I don't know if it's so much the day & time as the personality. Perhaps its a bit of both. Not so long ago, one was forced to interact with the local community more than today. Life was more local focused than global focused.. though I'm not entirely sure that was for the better. One didnt hear or see what happened in another country, interact with other like-minded sorts from all over the world, etc. These days, the opportunity is there.

Personality... some are just more adept at it than others. Me, I'm not so adept, "in real life" or otherwise (as if what part of this aint real?). I typically have few friends, but they've typically been close ones. Given that though, the only living, breathing in front of me, person I ever confessed my CDing to was my ex-wife, and even then she didn't get the entire story (never told her how I felt about it really... just about it, which is a somewhat significant difference). I have, somewhat cliched, circles of trust in which anyone I meet falls into... rings of walls around me, worm your honor, and thats protection for me.

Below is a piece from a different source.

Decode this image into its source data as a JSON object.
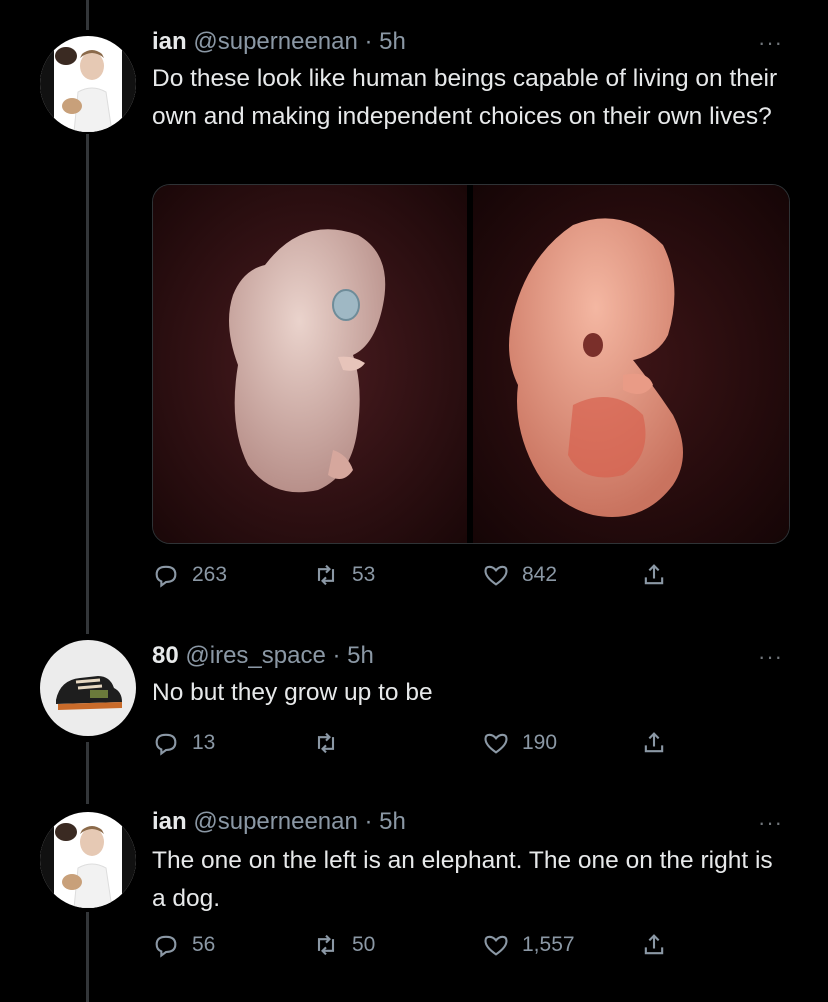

I've had a handfull of close friends in my lifetime and perhaps one shines above the rest. Genuine friends are rare I think and we're lucky to have and find them. Regardless, relationships (of any kind) take time and effort to cultivate. Sometimes they fruit and sometimes they wither.

Ericka2
06-02-2007, 10:27 PM
You all been such a good help, thank you soo much for your input, in all honesty, i only had a couple of real friends in my lifetime, don't know why, lot of girfriends but that was just for show, i can't believe how good it feels some little advice would do, thank you all.

Love Ericka

bredalee25
06-02-2007, 10:46 PM
Ericka now don't you feel just a bit silly we're one big happy family here spread all over the world and like any family we have our spats our outspoken oppinions our constructive critisism of other members but in all we do have fun being ourselves. I couldn't ask for a better place to be than right here at crossdressers.com where one can be the person they wnt to be or admire people like us. Welcome to the forum hun if ya want to talk just pm me and i'll be your friend even if it's long distance from PA to TX.

ttfn

Tammy_j
06-03-2007, 06:22 AM
hi Erika, i'm like you..hard to make friends on the net. it is great though..super really. years ago i went to Germany to visit some relatives in the military. i thought it was a really nice place. we went off base and visited Frankfurt, Koblenz, and Munich. really cool. i guess it's like the others said, be patient, be a friend...etc. this is a good site. i wish i could visit more often but too busy most of the time.